The Union of Soviet Socialist Republics (USSR) was a loose confederation of 15 republics with Russia as the leader. USSR was a strong bloc with great control over global politics from 1922 to 1991, when it was disintegrated into smaller units. In this post let’s analyse the reasons and impact of the disintegration of the USSR.
History of USSR
The Russian Revolution of 1917 ended the Russian empire. This was followed by Russian Civil War which finally resulted in the formation of Union of Soviet Socialist Republics (USSR) in 1922.
The Union of Soviet Socialist Republics (USSR) had a total of 15 republics before its disintegration in 1991. Russia was one of the republics. Listing below the member republics in the country.
The Socialist Bloc or Second World
- USSR ≠ Socialist Bloc.
- Not to be confused with USSR; these are east Europeans countries, which showed allegiance to USSR and socialist/communist principles.
- USSR was the leader of the socialist bloc. (So Socialist bloc is the super set and USSR is the subset, to make it simple)
- Most of these countries were under Fascist rule during second world war, when USSR liberated them, they came under USSR control.
- Warsaw pact was the military alliance which kept the socialist group together. (Remember – NATO, the military alliance for capitalist countries)
Problems with USSR
- Bureaucratic and authoritarian system.
- Lack of democracy.
- Lack of freedom of speech.
- One party system (communist) – unaccountable to the people.
- Dominance of Russia; neglect of the interests of other republics.
- High expenditure on defense, low on infrastructure and technology.
Disintegration of the USSR : Major Events
- Crisis in the Socialist bloc : People in many east European countries started protest against their own governments and USSR. Without the right intervention from USSR at the right time, communist governments in the second world collapsed one after the other.

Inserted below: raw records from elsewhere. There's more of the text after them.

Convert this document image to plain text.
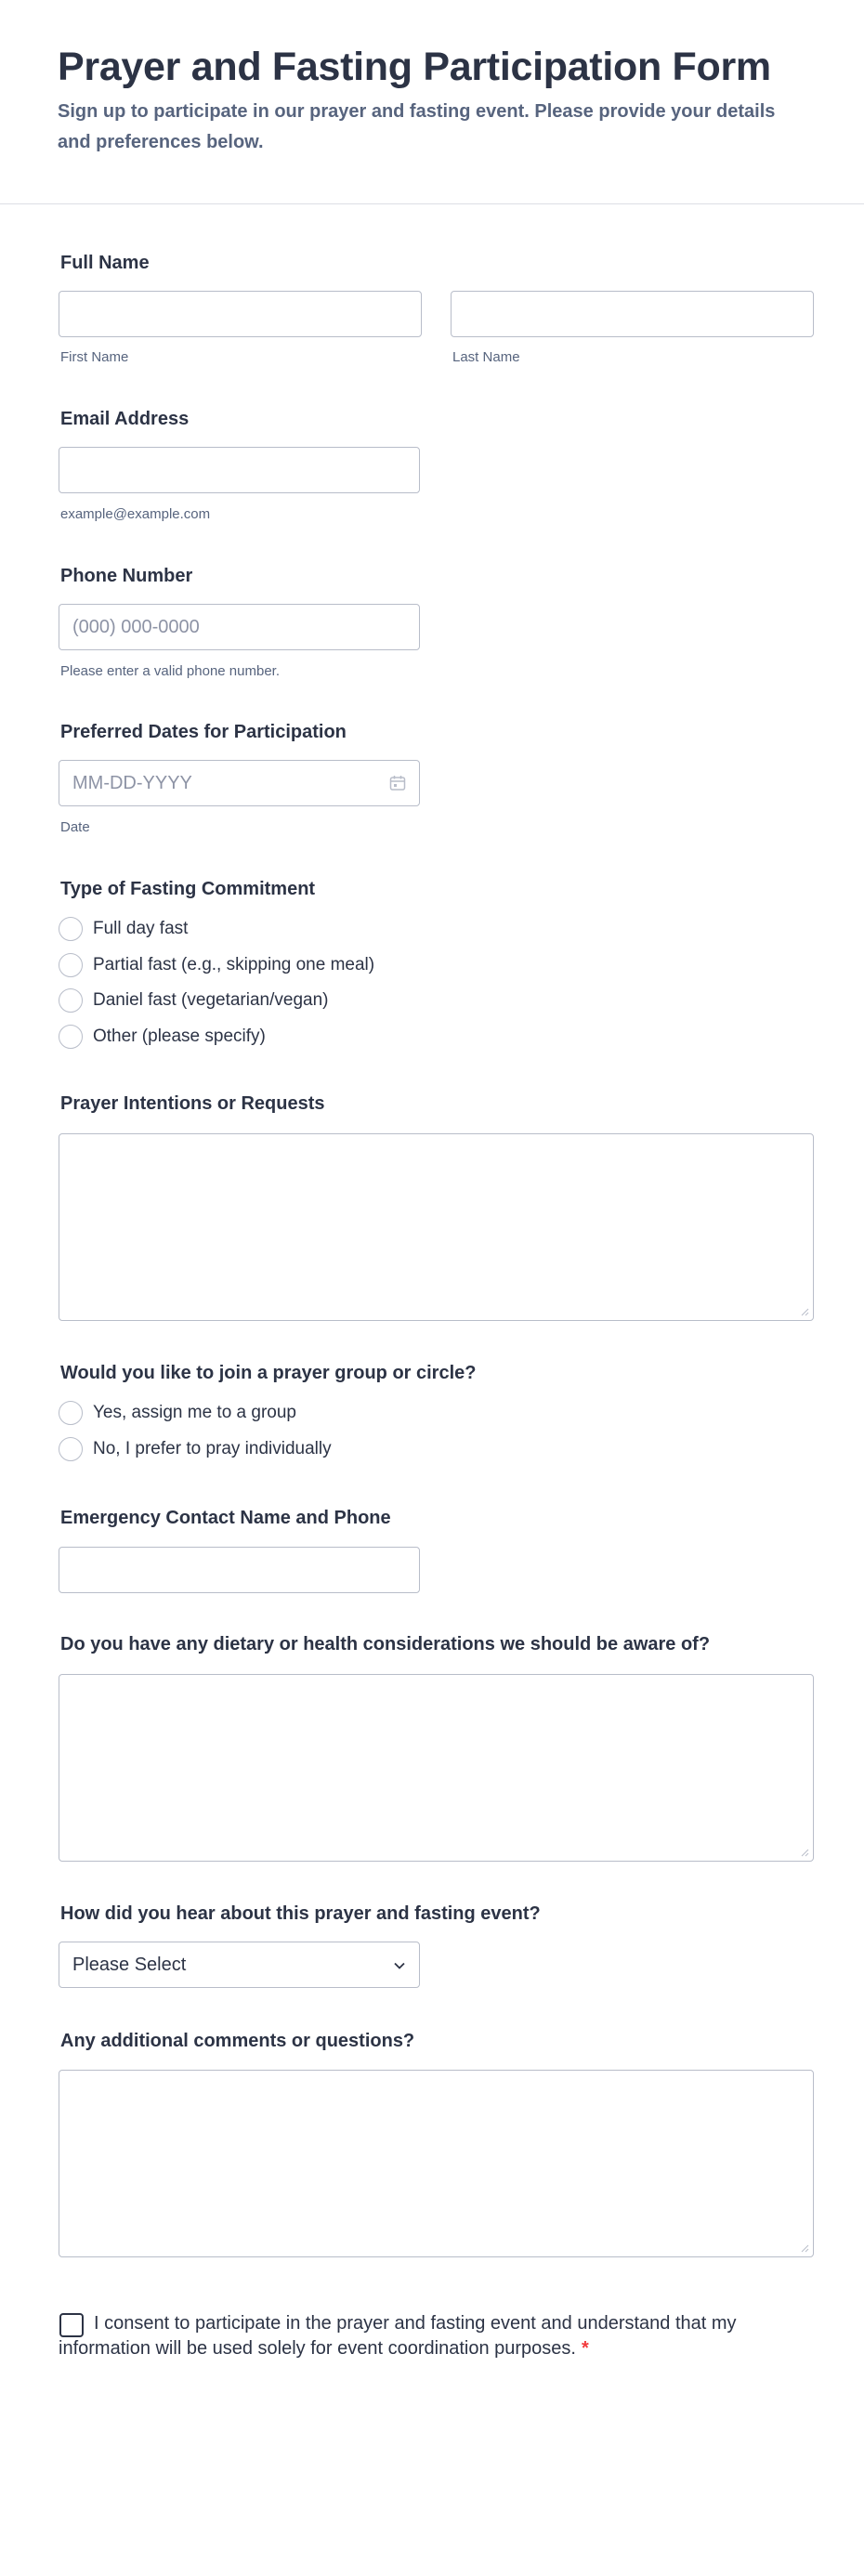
Prayer and Fasting Participation Form
Sign up to participate in our prayer and fasting event. Please provide your details and preferences below.
Full Name
First Name	Last Name
Email Address
example@example.com
Phone Number
(000) 000-0000
Please enter a valid phone number.
Preferred Dates for Participation
MM-DD-YYYY
Date
Type of Fasting Commitment
Full day fast
Partial fast (e.g., skipping one meal)
Daniel fast (vegetarian/vegan)
Other (please specify)
Prayer Intentions or Requests
Would you like to join a prayer group or circle?
Yes, assign me to a group
No, I prefer to pray individually
Emergency Contact Name and Phone
Do you have any dietary or health considerations we should be aware of?
How did you hear about this prayer and fasting event?
Please Select
Any additional comments or questions?
I consent to participate in the prayer and fasting event and understand that my information will be used solely for event coordination purposes. *
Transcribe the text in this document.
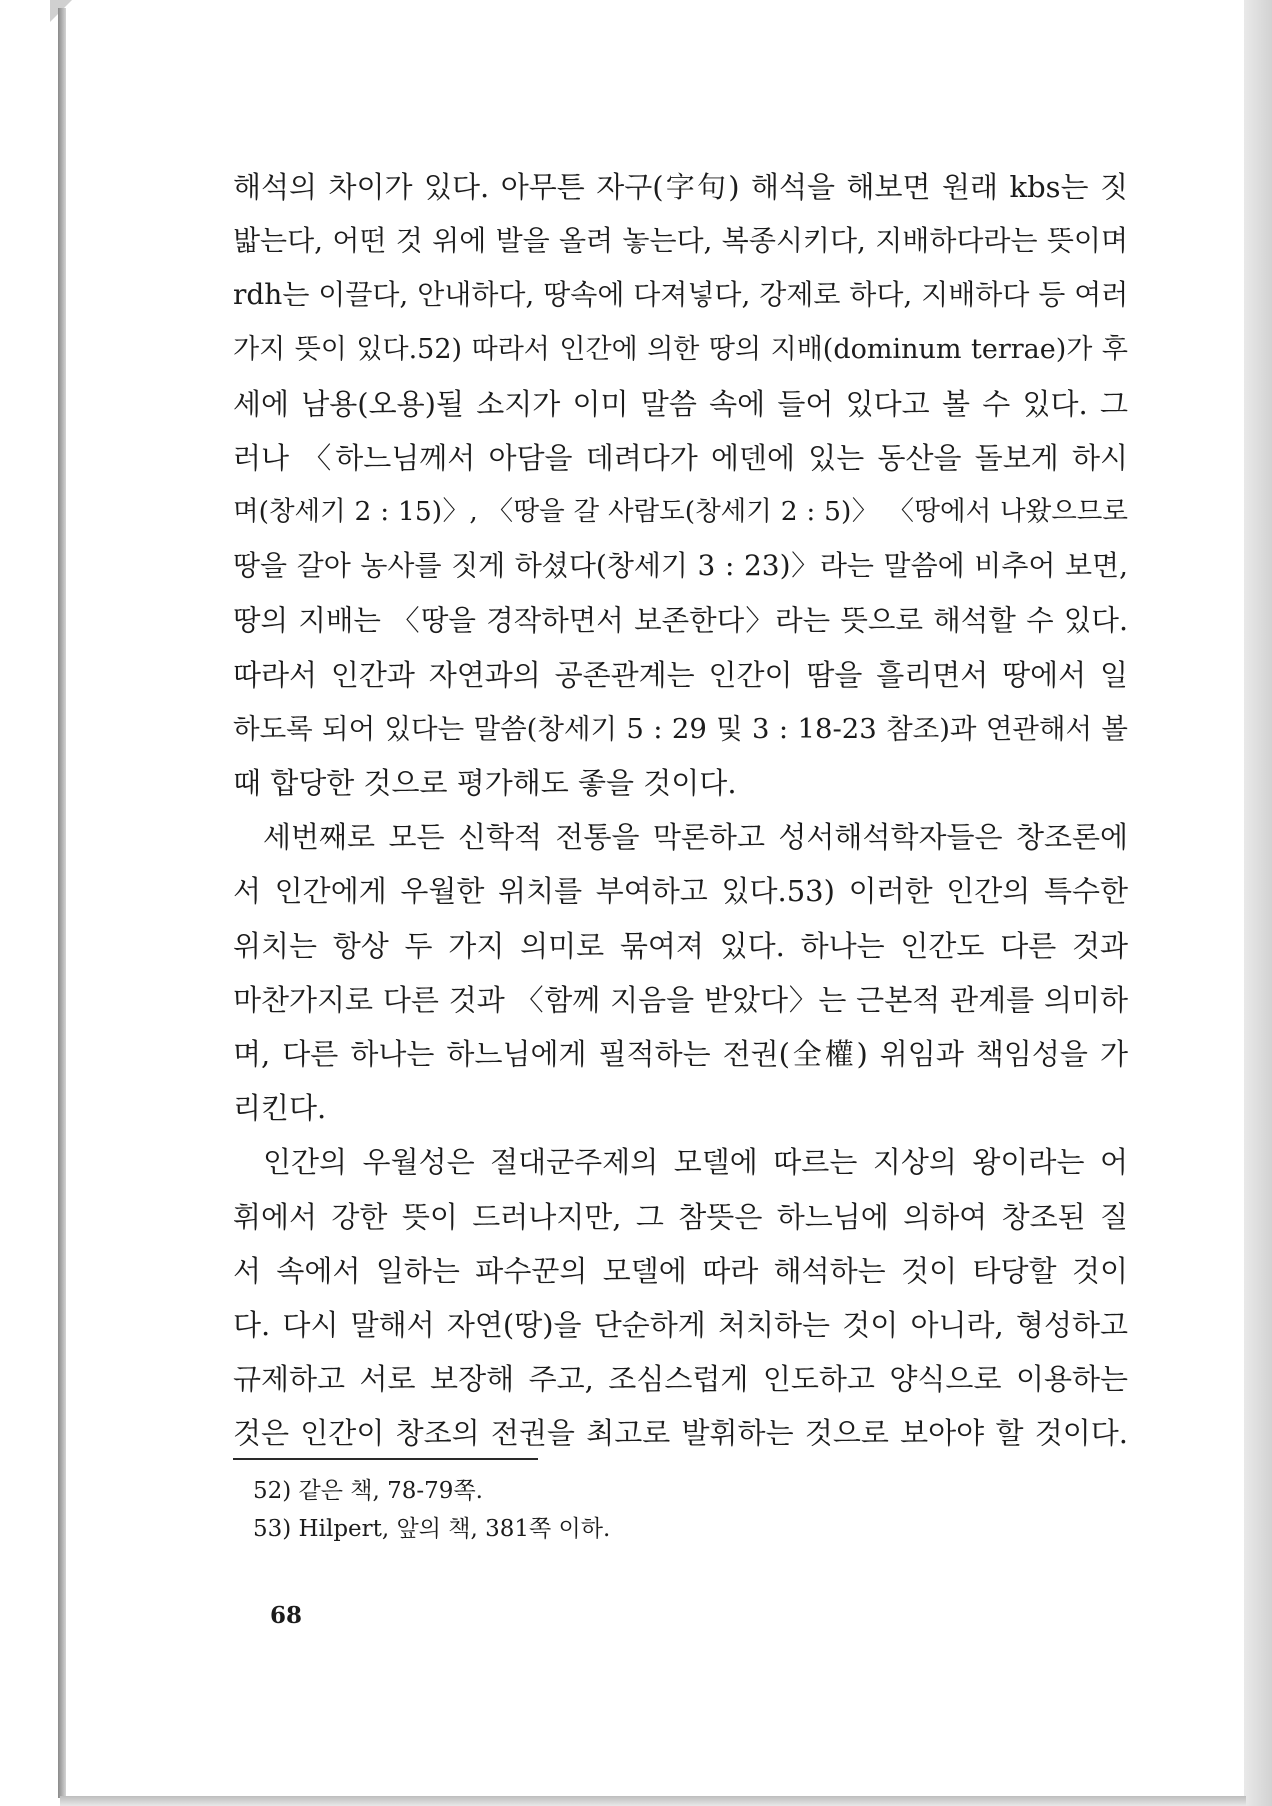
해석의 차이가 있다. 아무튼 자구(字句) 해석을 해보면 원래 kbs는 짓
밟는다, 어떤 것 위에 발을 올려 놓는다, 복종시키다, 지배하다라는 뜻이며
rdh는 이끌다, 안내하다, 땅속에 다져넣다, 강제로 하다, 지배하다 등 여러
가지 뜻이 있다.52) 따라서 인간에 의한 땅의 지배(dominum terrae)가 후
세에 남용(오용)될 소지가 이미 말씀 속에 들어 있다고 볼 수 있다. 그
러나 〈하느님께서 아담을 데려다가 에덴에 있는 동산을 돌보게 하시
며(창세기 2 : 15)〉, 〈땅을 갈 사람도(창세기 2 : 5)〉 〈땅에서 나왔으므로
땅을 갈아 농사를 짓게 하셨다(창세기 3 : 23)〉라는 말씀에 비추어 보면,
땅의 지배는 〈땅을 경작하면서 보존한다〉라는 뜻으로 해석할 수 있다.
따라서 인간과 자연과의 공존관계는 인간이 땀을 흘리면서 땅에서 일
하도록 되어 있다는 말씀(창세기 5 : 29 및 3 : 18-23 참조)과 연관해서 볼
때 합당한 것으로 평가해도 좋을 것이다.
세번째로 모든 신학적 전통을 막론하고 성서해석학자들은 창조론에
서 인간에게 우월한 위치를 부여하고 있다.53) 이러한 인간의 특수한
위치는 항상 두 가지 의미로 묶여져 있다. 하나는 인간도 다른 것과
마찬가지로 다른 것과 〈함께 지음을 받았다〉는 근본적 관계를 의미하
며, 다른 하나는 하느님에게 필적하는 전권(全權) 위임과 책임성을 가
리킨다.
인간의 우월성은 절대군주제의 모델에 따르는 지상의 왕이라는 어
휘에서 강한 뜻이 드러나지만, 그 참뜻은 하느님에 의하여 창조된 질
서 속에서 일하는 파수꾼의 모델에 따라 해석하는 것이 타당할 것이
다. 다시 말해서 자연(땅)을 단순하게 처치하는 것이 아니라, 형성하고
규제하고 서로 보장해 주고, 조심스럽게 인도하고 양식으로 이용하는
것은 인간이 창조의 전권을 최고로 발휘하는 것으로 보아야 할 것이다.
52) 같은 책, 78-79쪽.
53) Hilpert, 앞의 책, 381쪽 이하.
68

- The fall of Berlin Wall: Germany was divided after the second world war – among the socialist USSR and the capitalist western regimes. The fall of Berlin led to a series of events including the disintegration of the USSR.
- Economic and political reforms in USSR : Gorbachev identified the economic and political problems of USSR, and started a series of reforms, with the intention to revive economy. This was a deviation from the communist policies, and was more closely associated with the market economy. Many communist leaders in USSR opposed reforms initiated by Gorbachev. They encouraged a coup in 1991.
- Coup: The coup of 1991.
- Opposition against the coup : Boris Yelsin who won popular election in Russian Republic, protested against the coup and central control of USSR. Freedom for republics became the slogan. Boris Yeltsin and the pluralist movement advocated democratization and rapid economic reforms while the hard-line Communist elite wanted to thwart Gorbachev’s reform agenda.
- Power shift from Soviet center to republics: Republics like Russia, Ukraine, Belarus emerged powerful. They declared that the soviet union was disbanded.
PS: The decision to split USSR into independent republics was not a joint one. Central Asian countries wanted to remain inside USSR. But decision was taken against their choice.
We have seen the highlights of the dramatic events: the disintegration of the USSR, the collapse of the second world and thus the end of cold war. But why did Soviet Union disintegrate? Once the second most powerful country in the world -The Soviet Union – failed to keep it together the units. Was it the ambition of republics inside which led to the disintegration of Soviet Union?
The weakness of the economy was the major cause of dissatisfaction among the people in USSR. There was sever shortage of consumer items. The reason for economics weakness were the following.
- Huge military spending.
- Maintenance of satellite states in Easter Europe.
- Maintenance of the Central Asian Republics within the USSR.
2. Political Un-accountability
The communist party regime (single party rule) for around 70 years turned authoritarian. There was widespread corruption, nepotism and lack of transparency. Gorbachev’s decision to allow elections with a multi-party system and create a presidency for the Soviet Union began a slow process of democratization that eventually destabilized Communist control and contributed to the collapse of the Soviet Union.
3. Gorbachev’s reforms
Once people started to enjoy freedom under Micheal Gorbachev’s reforms, they demanded more. The demand grew into a big force which turned difficult to control. The people wanted to catch up with the west quickly.
4. Rise of nationalism
Rise of nationalism among countries like Russia, Baltic republics (Estonia, Latvia, Lithuania), Ukraine, Georgia etc is the most important and immediate cause of disintegration of the USSR. The national feeling was strong among the more prosperous areas in USSR and not in Central Asian republics. Ordinary people among prosperous republics didn’t like to pay big price to uplift the backward Central Asian republics.
Consequences of the disintegration of the USSR
- The fall of second world.
- The period marked the end of many communist regimes in response to mass protests.
- End of cold war: End of arms race, end of ideological confrontations.
- Change in power equations: Unipolar world, capitalist ideology, IMF, World Bank etc.
- Emergence of new countries and new alliances – Eg: Baltic countries aligned with NATO.